Former Virta Patient
"I’m a Native American, and diabetes is rampant in our community. We are constantly seeing the horrors of diabetes, including progressive sickness, blindness, kidney issues, amputations, and sometimes even death. It’s important to me to convey the hope for a healthier life that Virta has brought me to other Native Americans so that they can experience this lifestyle change like I did."
Regardless of race and ethnicity, everyone improves their diabetes on Virta (measured by A1c, or blood sugar control.⁶) Lowering blood sugar can reduce the risk for complications like kidney disease, eye problems, and amputations that are more likely to affect different groups. And Virta patients see significant A1c improvement irrespective of the socioeconomic conditions of the location or neighborhood in which they live (measured by the Area Deprivation Index)⁷.
But the work is far from over. Read more about Virta's outcomes across racial and ethnic groups, patients living in neighborhoods with a wide range of socioeconomic conditions, and opportunities for closing the gaps that still exist in “Addressing Disparities in Diabetes Care.”
Read our new report exploring how health disparities contribute to higher prevalence and worsening outcomes in type 2 diabetes, and how we can make more equitable care a reality.
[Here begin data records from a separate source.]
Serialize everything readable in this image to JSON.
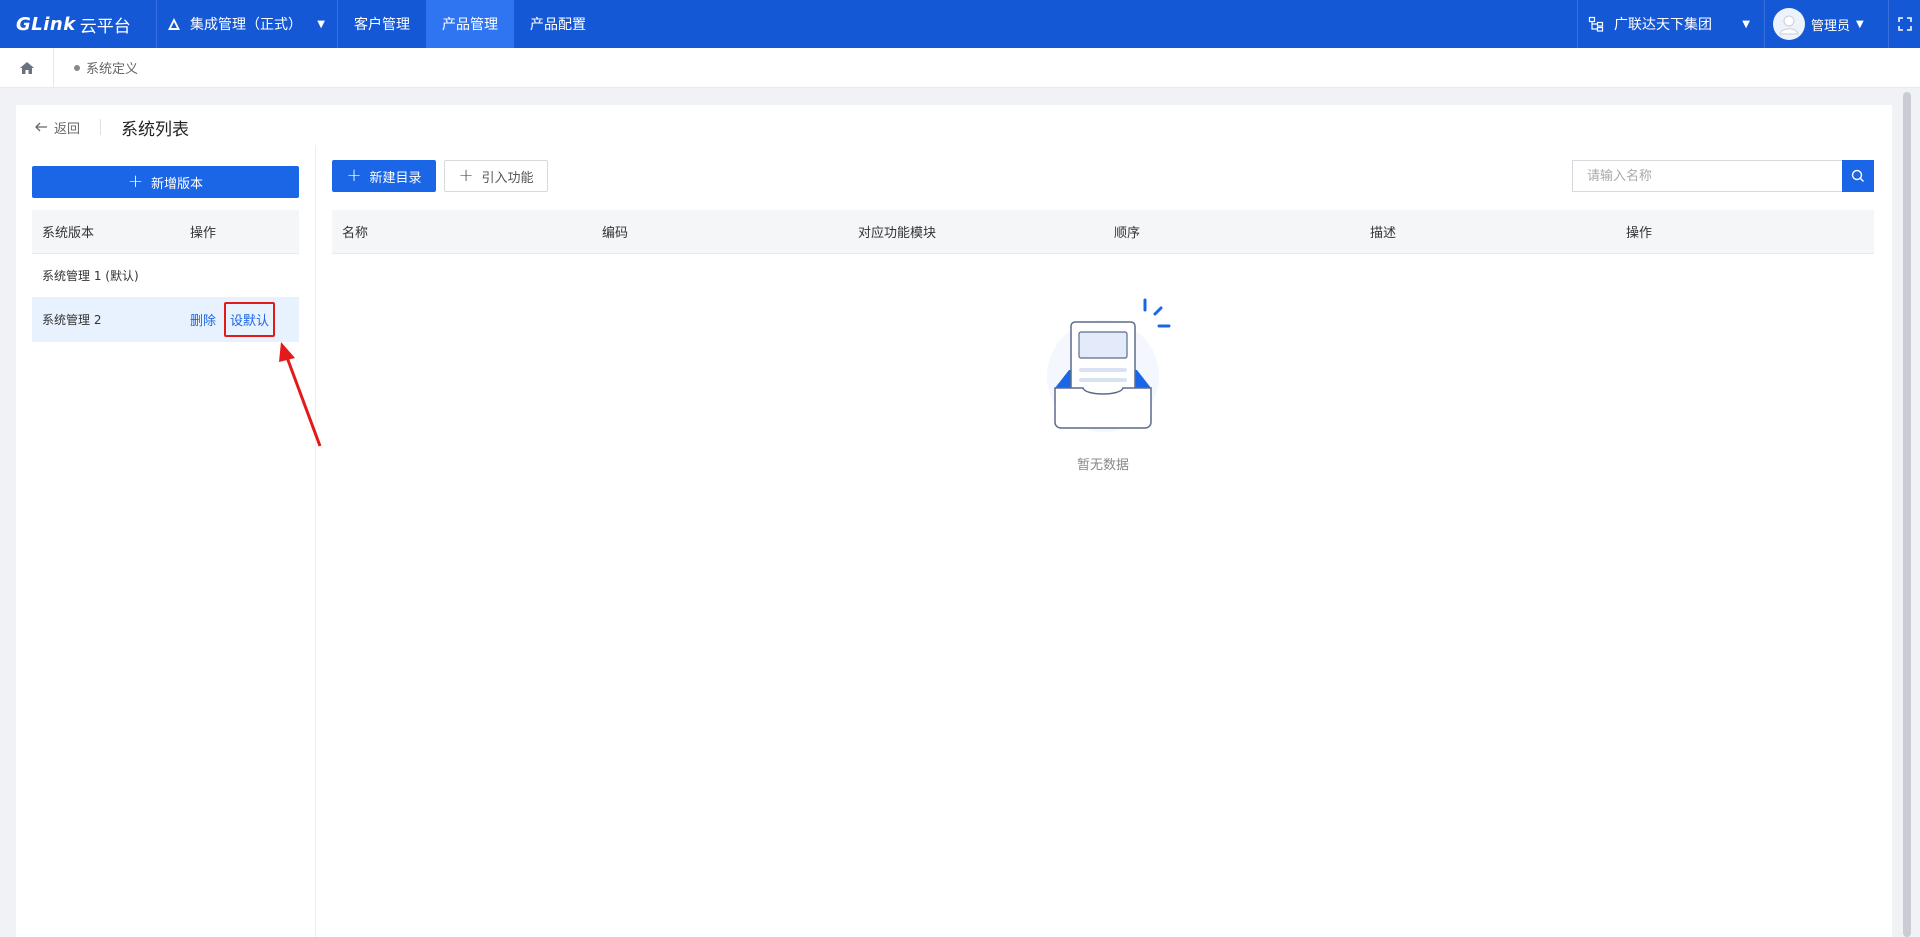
{
  "topbar": {
    "brand": "GLink",
    "brand_sub": "云平台",
    "system_switch": "集成管理（正式）",
    "nav": [
      "客户管理",
      "产品管理",
      "产品配置"
    ],
    "active_nav": "产品管理",
    "org": "广联达天下集团",
    "user": "管理员"
  },
  "breadcrumb": {
    "current": "系统定义"
  },
  "header": {
    "back": "返回",
    "title": "系统列表"
  },
  "left": {
    "add_button": "新增版本",
    "columns": [
      "系统版本",
      "操作"
    ],
    "rows": [
      {
        "name": "系统管理 1 (默认)",
        "ops": []
      },
      {
        "name": "系统管理 2",
        "ops": [
          "删除",
          "设默认"
        ]
      }
    ]
  },
  "right": {
    "new_dir_button": "新建目录",
    "import_button": "引入功能",
    "search_placeholder": "请输入名称",
    "columns": [
      "名称",
      "编码",
      "对应功能模块",
      "顺序",
      "描述",
      "操作"
    ],
    "empty_text": "暂无数据"
  },
  "colors": {
    "primary": "#1a66e6",
    "topbar": "#1558d6",
    "highlight": "#e21a1a"
  }
}
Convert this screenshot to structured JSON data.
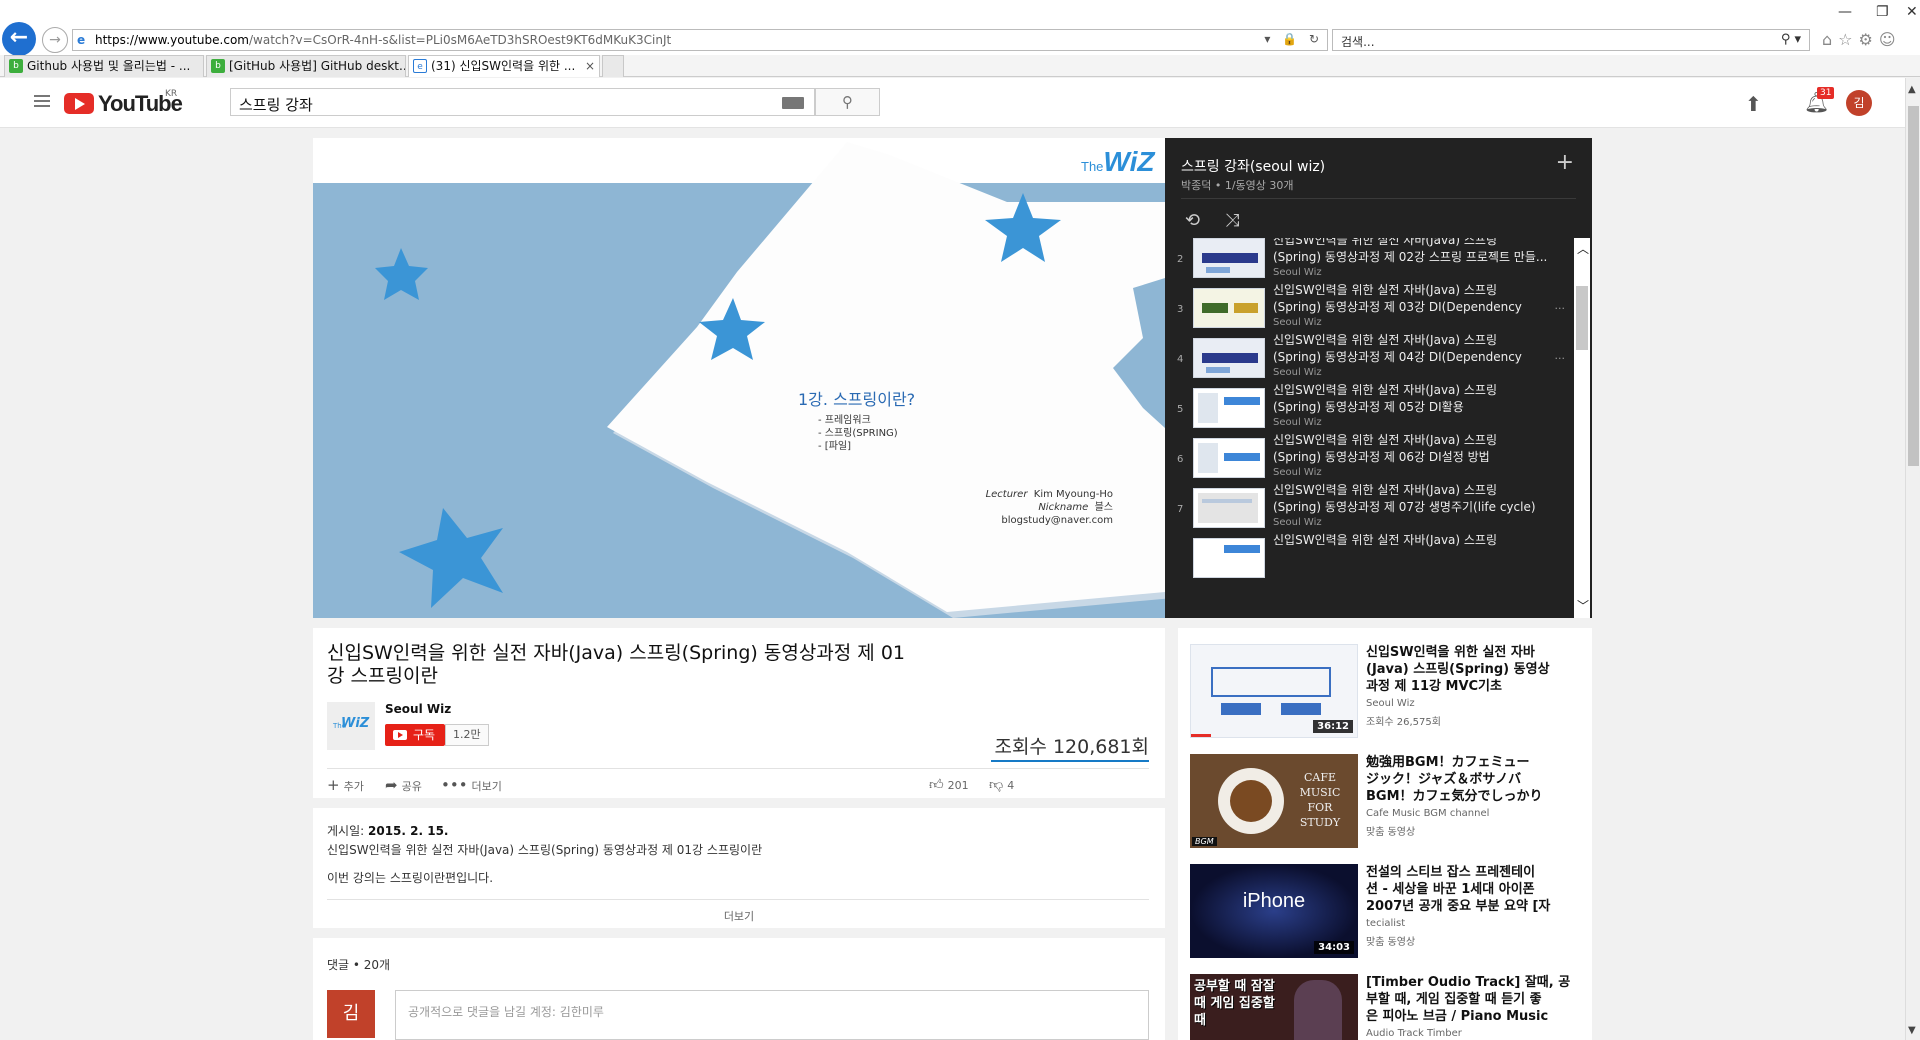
{
  "browser": {
    "url_host": "https://www.youtube.com",
    "url_rest": "/watch?v=CsOrR-4nH-s&list=PLi0sM6AeTD3hSROest9KT6dMKuK3CinJt",
    "search_placeholder": "검색...",
    "tabs": [
      {
        "label": "Github 사용법 및 올리는법 - ...",
        "favicon_color": "#3dae3d"
      },
      {
        "label": "[GitHub 사용법] GitHub deskt...",
        "favicon_color": "#3dae3d"
      },
      {
        "label": "(31) 신입SW인력을 위한 ...",
        "favicon_color": "#2a7bd6",
        "active": true
      }
    ]
  },
  "youtube": {
    "logo_text": "YouTube",
    "logo_region": "KR",
    "search_query": "스프링 강좌",
    "notification_count": "31",
    "avatar_letter": "김"
  },
  "slide": {
    "logo_the": "The",
    "logo_wiz": "WiZ",
    "title": "1강. 스프링이란?",
    "bullets": [
      "-  프레임워크",
      "-  스프링(SPRING)",
      "-  [파일]"
    ],
    "lecturer_label": "Lecturer",
    "lecturer_name": "Kim Myoung-Ho",
    "nickname_label": "Nickname",
    "nickname": "블스",
    "email": "blogstudy@naver.com"
  },
  "playlist": {
    "title": "스프링 강좌(seoul wiz)",
    "subtitle": "박종덕 • 1/동영상 30개",
    "items": [
      {
        "index": "2",
        "line1": "신입SW인력을 위한 실전 자바(Java) 스프링",
        "line2": "(Spring) 동영상과정 제 02강 스프링 프로젝트 만들...",
        "channel": "Seoul Wiz"
      },
      {
        "index": "3",
        "line1": "신입SW인력을 위한 실전 자바(Java) 스프링",
        "line2": "(Spring) 동영상과정 제 03강 DI(Dependency",
        "channel": "Seoul Wiz",
        "more": "..."
      },
      {
        "index": "4",
        "line1": "신입SW인력을 위한 실전 자바(Java) 스프링",
        "line2": "(Spring) 동영상과정 제 04강 DI(Dependency",
        "channel": "Seoul Wiz",
        "more": "..."
      },
      {
        "index": "5",
        "line1": "신입SW인력을 위한 실전 자바(Java) 스프링",
        "line2": "(Spring) 동영상과정 제 05강 DI활용",
        "channel": "Seoul Wiz"
      },
      {
        "index": "6",
        "line1": "신입SW인력을 위한 실전 자바(Java) 스프링",
        "line2": "(Spring) 동영상과정 제 06강 DI설정 방법",
        "channel": "Seoul Wiz"
      },
      {
        "index": "7",
        "line1": "신입SW인력을 위한 실전 자바(Java) 스프링",
        "line2": "(Spring) 동영상과정 제 07강 생명주기(life cycle)",
        "channel": "Seoul Wiz"
      },
      {
        "index": "",
        "line1": "신입SW인력을 위한 실전 자바(Java) 스프링",
        "line2": "",
        "channel": ""
      }
    ]
  },
  "video": {
    "title_line1": "신입SW인력을 위한 실전 자바(Java) 스프링(Spring) 동영상과정 제 01",
    "title_line2": "강 스프링이란",
    "channel_name": "Seoul Wiz",
    "channel_logo_the": "The",
    "channel_logo_wiz": "WiZ",
    "subscribe_label": "구독",
    "subscriber_count": "1.2만",
    "views": "조회수 120,681회",
    "actions": {
      "add": "추가",
      "share": "공유",
      "more": "더보기"
    },
    "likes": "201",
    "dislikes": "4"
  },
  "description": {
    "published_label": "게시일:",
    "published_date": "2015. 2. 15.",
    "line1": "신입SW인력을 위한 실전 자바(Java) 스프링(Spring) 동영상과정 제 01강 스프링이란",
    "line2": "이번 강의는 스프링이란편입니다.",
    "show_more": "더보기"
  },
  "comments": {
    "count_label": "댓글 • 20개",
    "avatar_letter": "김",
    "placeholder": "공개적으로 댓글을 남길 계정: 김한미루"
  },
  "related": [
    {
      "title_lines": [
        "신입SW인력을 위한 실전 자바",
        "(Java) 스프링(Spring) 동영상",
        "과정 제 11강 MVC기초"
      ],
      "channel": "Seoul Wiz",
      "meta": "조회수 26,575회",
      "duration": "36:12"
    },
    {
      "title_lines": [
        "勉強用BGM！カフェミュー",
        "ジック！ジャズ＆ボサノバ",
        "BGM！カフェ気分でしっかり"
      ],
      "channel": "Cafe Music BGM channel",
      "meta": "맞춤 동영상",
      "duration": "",
      "thumb_text": "CAFE MUSIC FOR STUDY",
      "thumb_badge": "BGM"
    },
    {
      "title_lines": [
        "전설의 스티브 잡스 프레젠테이",
        "션 - 세상을 바꾼 1세대 아이폰",
        "2007년 공개 중요 부분 요약 [자"
      ],
      "channel": "tecialist",
      "meta": "맞춤 동영상",
      "duration": "34:03",
      "thumb_text": "iPhone"
    },
    {
      "title_lines": [
        "[Timber Oudio Track] 잘때, 공",
        "부할 때, 게임 집중할 때 듣기 좋",
        "은 피아노 브금 / Piano Music"
      ],
      "channel": "Audio Track Timber",
      "meta": "",
      "duration": "",
      "thumb_text": "공부할 때 잠잘 때 게임 집중할 때"
    }
  ]
}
While Virta patients from all groups see health improvements, we are committed to making Virta more accessible and welcoming more diverse patients into our care.
Looking at outcomes by race, ethnicity, and socioeconomic conditions to uncover and understand any gaps in our care is essential to continued innovation and inclusivity.
Traditional diabetes management is failing to reduce cost and prevalence. Virta is delivering diabetes reversal across all groups.
We’re investing in new features like bilingual options to make Virta more accessible.
We’re learning from patients by forming diversity focus groups to better understand disparities, and building strong connections with community leaders.
We’ll continue to identify new areas for product user experience improvement to better serve diverse patient groups. We're also seeking opportunities to increase access in public programs, where more patients may receive coverage.
As we make changes, we’ll continue to analyze and share data on how we’re serving diverse communities.